For about the last ten years, most of the development shops I’ve seen and worked with are operating under a process that is Scrum-like on the surface. It’s standard to divide work into “stories,” to assign points to those stories, to organize time into “sprints” that are just about always two weeks, and to move those “stories” from left to right on a Jira board.

I have many, many things to say about how people mess up Scrum. A lot of it is embedded in the prior paragraph: they’re “Scrum-like” on the surface but they don’t even try to embrace the values of “commitment, courage, focus, openness and respect” that the Scrum Guide calls for.

In particular, the courage part often goes missing.

Again, speaking from many years of direct experience, it is very uncommon for a Scrum Master to push back effectively against unreasonable demands from higher management or to advocate for resources that are absolutely required.

For example, in one sprint planning meeting, I said “The exact reason we are blocked on doing the reports management is asking for is that they want them delivered on Microsoft Power BI, and we don’t have Power BI, and the literal only way to get unblocked is for them to cut the purchase order and get us the resources that they are requiring us to use.” That drew gasps and stares! Why? Because no courage. They wanted to get through all the project tasks, but not as much as they wanted to avoid offending the people writing the checks.

Also, my contract wasn’t renewed there. So that’s what courage gets you.

I’m not sure I have a recommendation here.

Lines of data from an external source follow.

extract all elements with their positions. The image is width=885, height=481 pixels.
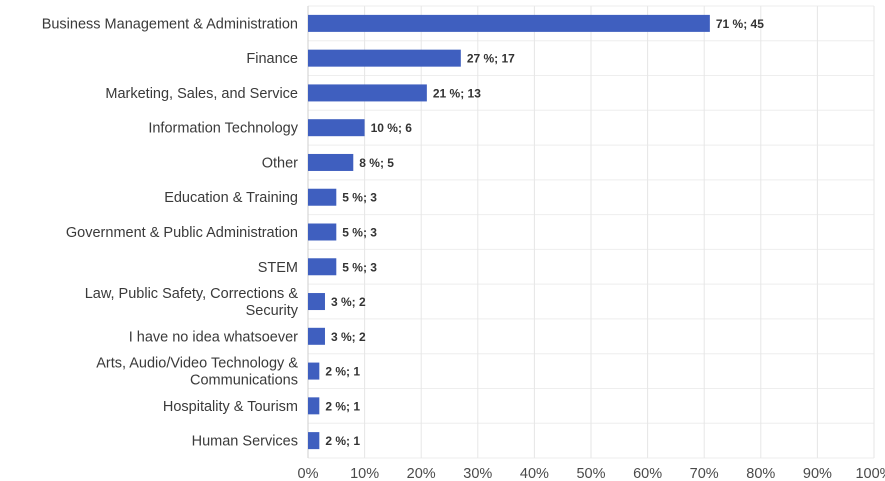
data-label: 21 %; 13 — [433, 86, 481, 100]
bar — [308, 153, 354, 171]
data-label: 3 %; 2 — [331, 295, 366, 309]
category-label: Business Management & Administration — [42, 16, 298, 32]
bar — [308, 327, 325, 345]
x-tick-label: 20% — [407, 466, 436, 481]
category-label: Government & Public Administration — [66, 225, 298, 241]
data-label: 5 %; 3 — [342, 260, 377, 274]
x-tick-label: 100% — [855, 466, 885, 481]
x-tick-label: 30% — [463, 466, 492, 481]
bar — [308, 14, 710, 32]
category-label: STEM — [258, 260, 298, 276]
x-tick-label: 0% — [298, 466, 319, 481]
bar — [308, 397, 320, 415]
category-labels: Business Management & Administration Fina… — [42, 16, 299, 449]
x-tick-label: 80% — [746, 466, 775, 481]
bar — [308, 119, 365, 137]
bar — [308, 84, 427, 102]
category-label: Marketing, Sales, and Service — [105, 86, 298, 102]
data-label: 5 %; 3 — [342, 226, 377, 240]
x-tick-label: 50% — [576, 466, 605, 481]
gridlines — [307, 5, 875, 459]
category-label: Hospitality & Tourism — [163, 399, 298, 415]
data-label: 8 %; 5 — [359, 156, 394, 170]
category-label: Arts, Audio/Video Technology & Communicat… — [96, 356, 298, 389]
bar — [308, 188, 337, 206]
x-tick-label: 40% — [520, 466, 549, 481]
category-label: Law, Public Safety, Corrections & Securit… — [85, 286, 299, 319]
bar — [308, 258, 337, 276]
data-label: 71 %; 45 — [716, 17, 764, 31]
data-label: 27 %; 17 — [467, 52, 515, 66]
x-tick-label: 10% — [350, 466, 379, 481]
category-label: Information Technology — [148, 121, 298, 137]
data-label: 2 %; 1 — [325, 365, 360, 379]
bar — [308, 223, 337, 241]
bar — [308, 432, 320, 450]
x-axis-ticks: 0% 10% 20% 30% 40% 50% 60% 70% 80% 90% 100% — [298, 466, 885, 481]
bars — [308, 14, 710, 450]
data-label: 3 %; 2 — [331, 330, 366, 344]
category-label: Education & Training — [164, 190, 298, 206]
category-label: Human Services — [192, 434, 298, 450]
bar — [308, 49, 461, 67]
category-label: Finance — [246, 51, 298, 67]
x-tick-label: 60% — [633, 466, 662, 481]
data-label: 2 %; 1 — [325, 399, 360, 413]
bar — [308, 362, 320, 380]
category-label: Other — [262, 155, 298, 171]
category-label: I have no idea whatsoever — [129, 329, 298, 345]
data-label: 10 %; 6 — [371, 121, 413, 135]
data-label: 2 %; 1 — [325, 434, 360, 448]
bar — [308, 293, 325, 311]
data-labels: 71 %; 45 27 %; 17 21 %; 13 10 %; 6 8 %; 5 5 %… — [325, 17, 764, 448]
x-tick-label: 90% — [803, 466, 832, 481]
x-tick-label: 70% — [690, 466, 719, 481]
data-label: 5 %; 3 — [342, 191, 377, 205]
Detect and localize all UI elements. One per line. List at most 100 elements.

What can I tell you if you lead a team and don’t have the guts to get them what they directly need to get the job done? What can I tell you if your top priority is never making unpleasant requests of your management? What can I tell you if you’re not working with or for the team but in fact over it?

I don’t know.

I do know that you’re not cultivating the trust and courage that makes Scrum work though. You can be the boss, but you can’t be a leader.